On that same note, don’t be afraid to point out how you’re different from your competitors. This doesn’t need to lead to badmouthing your rivals, but comparing yourself to them is a healthy activity for internal use as well as external advertisements. If your competitor doesn’t serve desserts, than you can focus on your cakes and pies even if they’re just a small slice of your total menu.
It also helps to given customers personal information about the owners and operators of your company. Then, instead of thinking of a logo and tagline when they think of your brand, they can actually connect a face and a name. This helps with building relationships down the line. For example, an “about” page on a website should feature some pictures of your staff along with blurbs that make them seem like three-dimensional, approachable individuals. Try to find the interesting aspects of their character, since this will entice readers more than a boring synopsis of previous employers and work experience.

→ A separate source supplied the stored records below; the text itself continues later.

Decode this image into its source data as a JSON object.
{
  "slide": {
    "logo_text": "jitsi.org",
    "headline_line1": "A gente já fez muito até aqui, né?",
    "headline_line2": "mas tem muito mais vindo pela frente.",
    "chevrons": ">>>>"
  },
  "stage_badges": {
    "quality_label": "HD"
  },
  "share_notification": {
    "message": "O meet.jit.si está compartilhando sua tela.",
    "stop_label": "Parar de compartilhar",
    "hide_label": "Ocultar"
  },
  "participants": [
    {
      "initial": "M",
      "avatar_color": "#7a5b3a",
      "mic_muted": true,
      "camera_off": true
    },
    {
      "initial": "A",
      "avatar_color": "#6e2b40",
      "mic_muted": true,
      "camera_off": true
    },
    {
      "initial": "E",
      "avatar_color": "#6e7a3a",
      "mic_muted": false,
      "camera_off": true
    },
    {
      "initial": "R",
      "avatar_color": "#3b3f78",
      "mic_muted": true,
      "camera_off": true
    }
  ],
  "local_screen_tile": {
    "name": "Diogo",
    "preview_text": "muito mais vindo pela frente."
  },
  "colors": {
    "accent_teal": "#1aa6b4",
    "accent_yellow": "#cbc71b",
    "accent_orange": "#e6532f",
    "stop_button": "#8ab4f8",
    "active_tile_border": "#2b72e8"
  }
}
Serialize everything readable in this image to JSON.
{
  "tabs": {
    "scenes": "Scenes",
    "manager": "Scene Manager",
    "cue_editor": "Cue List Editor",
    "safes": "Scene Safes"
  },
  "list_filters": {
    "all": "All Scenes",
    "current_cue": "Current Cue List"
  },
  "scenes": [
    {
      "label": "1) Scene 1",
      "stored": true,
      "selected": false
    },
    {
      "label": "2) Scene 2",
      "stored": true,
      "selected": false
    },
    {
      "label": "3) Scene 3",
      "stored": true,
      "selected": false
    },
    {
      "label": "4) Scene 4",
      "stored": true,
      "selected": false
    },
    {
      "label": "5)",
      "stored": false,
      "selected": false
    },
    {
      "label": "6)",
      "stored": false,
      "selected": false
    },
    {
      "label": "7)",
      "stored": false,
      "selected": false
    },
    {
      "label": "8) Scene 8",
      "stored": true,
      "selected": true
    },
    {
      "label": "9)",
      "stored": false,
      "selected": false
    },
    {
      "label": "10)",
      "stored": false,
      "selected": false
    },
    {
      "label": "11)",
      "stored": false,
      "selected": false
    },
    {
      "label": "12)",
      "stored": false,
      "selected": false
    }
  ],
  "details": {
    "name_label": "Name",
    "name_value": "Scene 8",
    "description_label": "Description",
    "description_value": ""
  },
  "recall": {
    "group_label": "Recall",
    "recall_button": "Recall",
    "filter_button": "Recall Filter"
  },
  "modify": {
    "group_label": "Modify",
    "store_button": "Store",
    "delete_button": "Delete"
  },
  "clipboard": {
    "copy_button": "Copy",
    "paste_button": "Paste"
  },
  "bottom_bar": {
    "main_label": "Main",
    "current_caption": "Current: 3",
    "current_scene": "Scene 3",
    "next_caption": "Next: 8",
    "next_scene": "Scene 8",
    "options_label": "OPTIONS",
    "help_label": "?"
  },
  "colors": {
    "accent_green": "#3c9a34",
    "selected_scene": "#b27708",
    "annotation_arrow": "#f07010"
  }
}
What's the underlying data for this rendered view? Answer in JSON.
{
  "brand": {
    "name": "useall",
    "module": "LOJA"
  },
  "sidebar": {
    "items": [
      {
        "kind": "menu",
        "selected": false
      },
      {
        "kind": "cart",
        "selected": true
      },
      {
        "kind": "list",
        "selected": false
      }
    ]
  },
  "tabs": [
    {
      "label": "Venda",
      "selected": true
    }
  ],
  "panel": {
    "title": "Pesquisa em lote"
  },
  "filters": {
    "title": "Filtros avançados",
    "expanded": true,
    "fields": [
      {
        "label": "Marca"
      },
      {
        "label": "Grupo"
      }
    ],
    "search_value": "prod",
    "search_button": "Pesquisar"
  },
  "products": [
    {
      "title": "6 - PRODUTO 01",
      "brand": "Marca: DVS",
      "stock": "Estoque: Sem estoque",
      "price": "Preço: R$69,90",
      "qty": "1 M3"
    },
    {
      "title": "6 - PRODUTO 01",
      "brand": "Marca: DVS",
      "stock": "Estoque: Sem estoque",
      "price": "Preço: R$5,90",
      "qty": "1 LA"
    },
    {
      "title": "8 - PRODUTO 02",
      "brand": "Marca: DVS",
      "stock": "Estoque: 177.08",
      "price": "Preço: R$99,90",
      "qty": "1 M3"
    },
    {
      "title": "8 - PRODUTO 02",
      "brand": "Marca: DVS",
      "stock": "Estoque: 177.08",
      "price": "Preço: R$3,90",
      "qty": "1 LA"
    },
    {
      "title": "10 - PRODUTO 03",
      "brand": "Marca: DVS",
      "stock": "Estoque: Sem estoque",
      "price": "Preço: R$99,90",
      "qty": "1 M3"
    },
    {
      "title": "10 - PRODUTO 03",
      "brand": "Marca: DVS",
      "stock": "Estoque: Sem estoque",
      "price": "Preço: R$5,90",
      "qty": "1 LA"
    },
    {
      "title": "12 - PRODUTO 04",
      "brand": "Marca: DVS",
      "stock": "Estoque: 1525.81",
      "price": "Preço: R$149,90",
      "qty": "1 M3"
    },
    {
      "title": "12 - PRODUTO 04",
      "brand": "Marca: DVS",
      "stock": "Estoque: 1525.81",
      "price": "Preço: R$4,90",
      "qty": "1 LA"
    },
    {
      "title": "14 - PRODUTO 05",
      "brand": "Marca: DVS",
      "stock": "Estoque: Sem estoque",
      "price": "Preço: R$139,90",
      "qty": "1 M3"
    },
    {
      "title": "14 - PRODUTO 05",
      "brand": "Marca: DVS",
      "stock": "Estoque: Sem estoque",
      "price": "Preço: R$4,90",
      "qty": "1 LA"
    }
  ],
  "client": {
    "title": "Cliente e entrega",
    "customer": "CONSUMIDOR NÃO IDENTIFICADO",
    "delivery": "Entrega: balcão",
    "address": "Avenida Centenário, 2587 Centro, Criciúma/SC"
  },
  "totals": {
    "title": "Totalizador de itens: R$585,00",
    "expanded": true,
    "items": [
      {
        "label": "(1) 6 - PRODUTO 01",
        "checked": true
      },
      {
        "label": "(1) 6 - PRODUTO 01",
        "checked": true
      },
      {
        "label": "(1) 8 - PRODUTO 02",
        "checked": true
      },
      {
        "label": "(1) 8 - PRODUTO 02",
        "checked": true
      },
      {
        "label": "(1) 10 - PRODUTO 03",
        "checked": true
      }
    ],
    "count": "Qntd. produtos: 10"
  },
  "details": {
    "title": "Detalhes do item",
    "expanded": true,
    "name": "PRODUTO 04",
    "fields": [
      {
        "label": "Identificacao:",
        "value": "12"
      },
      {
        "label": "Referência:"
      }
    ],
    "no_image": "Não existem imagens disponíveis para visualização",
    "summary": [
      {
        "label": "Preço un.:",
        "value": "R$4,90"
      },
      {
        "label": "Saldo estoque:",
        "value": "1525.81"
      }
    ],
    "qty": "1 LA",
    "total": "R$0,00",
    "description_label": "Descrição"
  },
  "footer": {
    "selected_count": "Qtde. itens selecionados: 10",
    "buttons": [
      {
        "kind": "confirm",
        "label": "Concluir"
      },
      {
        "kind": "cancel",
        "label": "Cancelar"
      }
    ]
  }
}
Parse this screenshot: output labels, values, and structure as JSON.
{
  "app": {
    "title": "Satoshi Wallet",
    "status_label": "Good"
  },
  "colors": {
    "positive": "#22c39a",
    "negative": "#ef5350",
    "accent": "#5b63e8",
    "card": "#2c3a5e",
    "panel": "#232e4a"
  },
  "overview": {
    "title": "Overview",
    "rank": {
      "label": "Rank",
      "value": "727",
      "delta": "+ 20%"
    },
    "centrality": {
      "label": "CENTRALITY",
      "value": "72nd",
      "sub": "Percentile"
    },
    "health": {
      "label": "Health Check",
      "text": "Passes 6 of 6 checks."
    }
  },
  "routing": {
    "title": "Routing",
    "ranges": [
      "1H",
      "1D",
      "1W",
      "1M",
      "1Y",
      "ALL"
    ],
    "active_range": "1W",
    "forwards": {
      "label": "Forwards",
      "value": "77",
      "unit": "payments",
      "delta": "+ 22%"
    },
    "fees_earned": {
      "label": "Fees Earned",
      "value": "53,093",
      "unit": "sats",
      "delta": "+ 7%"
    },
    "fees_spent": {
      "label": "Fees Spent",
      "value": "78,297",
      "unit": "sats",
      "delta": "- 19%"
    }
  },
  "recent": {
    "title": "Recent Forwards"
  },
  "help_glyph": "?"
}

You can also orchestrate local appearances and sponsorships where representatives from your company actually interact with the community. Once people feel like they know you one-on-one and associate the company’s image with friendly individuals, they’re more likely to reach out to you in the future.
By picking out and highlighting the big and small traits that make you special, you begin to create a memorable personality profile. Now your angles will stick out in the minds of those who see your marketing.